Understanding more specifically the nature of the entanglement at work in appellate adjudication requires much closer scrutiny of appellate opinions than we usually give. I examine carefully the background to MacPherson v. Buick and Justice Benjamin Cardozo’s particular re-engineering of ‘negligence’ and ‘duty,’ entangled concepts belonging to the same legal taxonomy. Via this scrutiny, I demonstrate the flaws in the engineering of some concepts in the buildup to MacPherson, and how these flaws led to those concepts’ collapse and ultimately to Cardozo’s re-engineering of ‘negligence’ and ‘duty.’ I also explain why careful understanding of the engineering of entangled legal concepts can make us appreciate that even the most successful of such concepts have within in them the grounds for their own obsolescence.

To show that conceptual engineering of entangled concepts occurs outside the context of state common law, I also examine how the U.S. Supreme Court has engineered ‘commerce’, itself an entangled concept. The recent decision regarding the individual mandate in the Affordable Care Act makes this example particularly timely. This secondary example also clarifies the nature of entanglement and engineering it.
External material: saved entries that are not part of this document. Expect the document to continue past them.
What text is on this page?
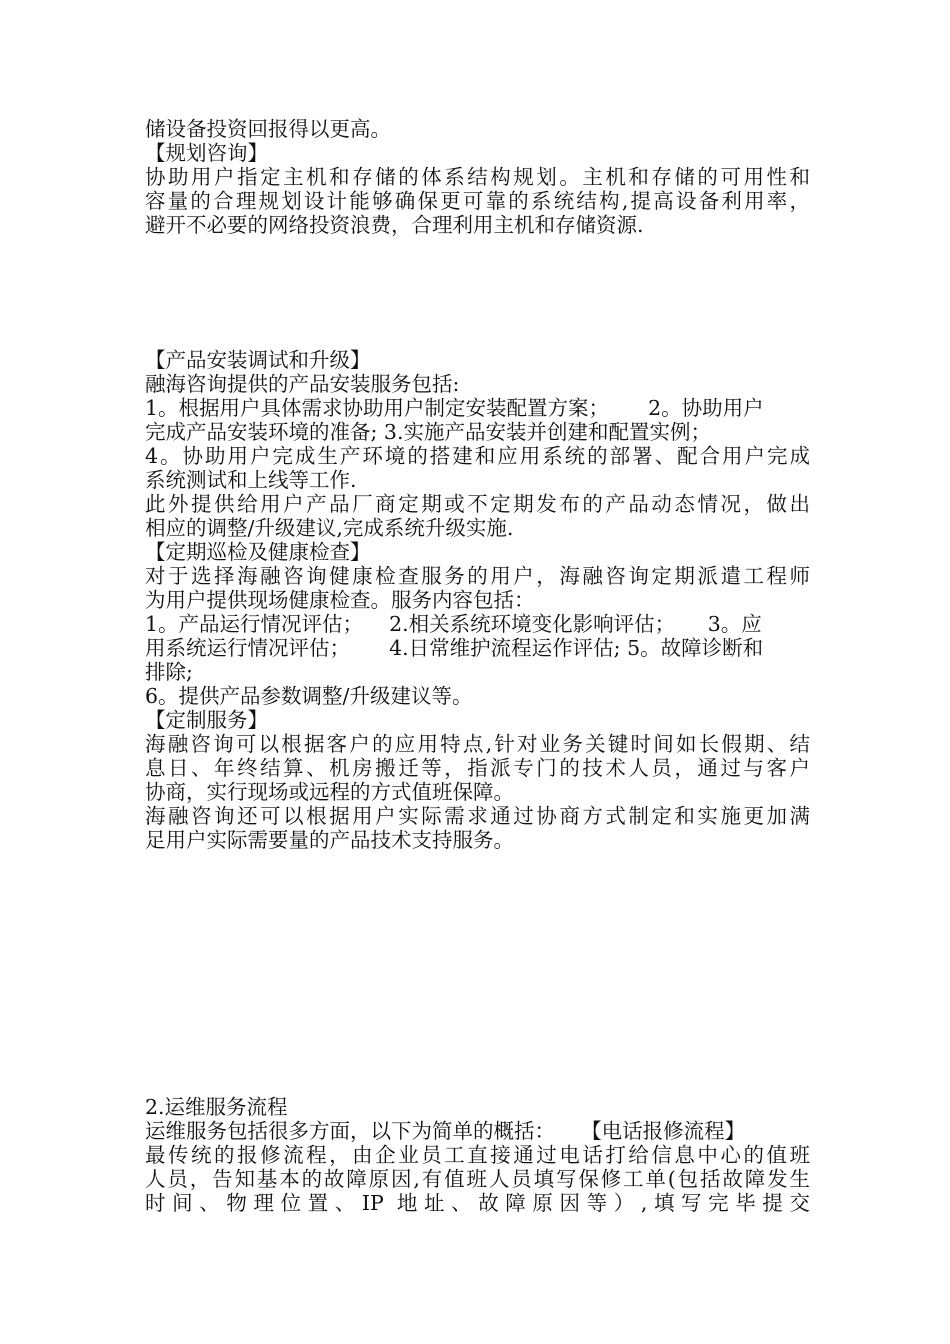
储设备投资回报得以更高。

【规划咨询】

协助用户指定主机和存储的体系结构规划。主机和存储的可用性和

容量的合理规划设计能够确保更可靠的系统结构,提高设备利用率，

避开不必要的网络投资浪费，合理利用主机和存储资源.

【产品安装调试和升级】

融海咨询提供的产品安装服务包括:

1。根据用户具体需求协助用户制定安装配置方案；      2。协助用户

完成产品安装环境的准备; 3.实施产品安装并创建和配置实例；

4。协助用户完成生产环境的搭建和应用系统的部署、配合用户完成

系统测试和上线等工作.

此外提供给用户产品厂商定期或不定期发布的产品动态情况，做出

相应的调整/升级建议,完成系统升级实施.

【定期巡检及健康检查】

对于选择海融咨询健康检查服务的用户，海融咨询定期派遣工程师

为用户提供现场健康检查。服务内容包括：

1。产品运行情况评估；    2.相关系统环境变化影响评估；     3。应

用系统运行情况评估；      4.日常维护流程运作评估; 5。故障诊断和

排除;

6。提供产品参数调整/升级建议等。

【定制服务】

海融咨询可以根据客户的应用特点,针对业务关键时间如长假期、结

息日、年终结算、机房搬迁等，指派专门的技术人员，通过与客户

协商，实行现场或远程的方式值班保障。

海融咨询还可以根据用户实际需求通过协商方式制定和实施更加满

足用户实际需要量的产品技术支持服务。

2.运维服务流程

运维服务包括很多方面，以下为简单的概括：    【电话报修流程】

最传统的报修流程，由企业员工直接通过电话打给信息中心的值班

人员，告知基本的故障原因,有值班人员填写保修工单(包括故障发生

时间、物理位置、IP 地址、故障原因等）,填写完毕提交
This article concerns appellate adjudication in any area of law. I maintain that whether we are dealing with private law or public law, common law or statutory law or Constitutional law, the defining feature of appellate adjudication is its continuous engineering and reengineering of entangled legal concepts. The merger of fact and value in these concepts explains both the fertility of appellate adjudication and the constraints judges work with when they work with legal concepts that entangle fact and value.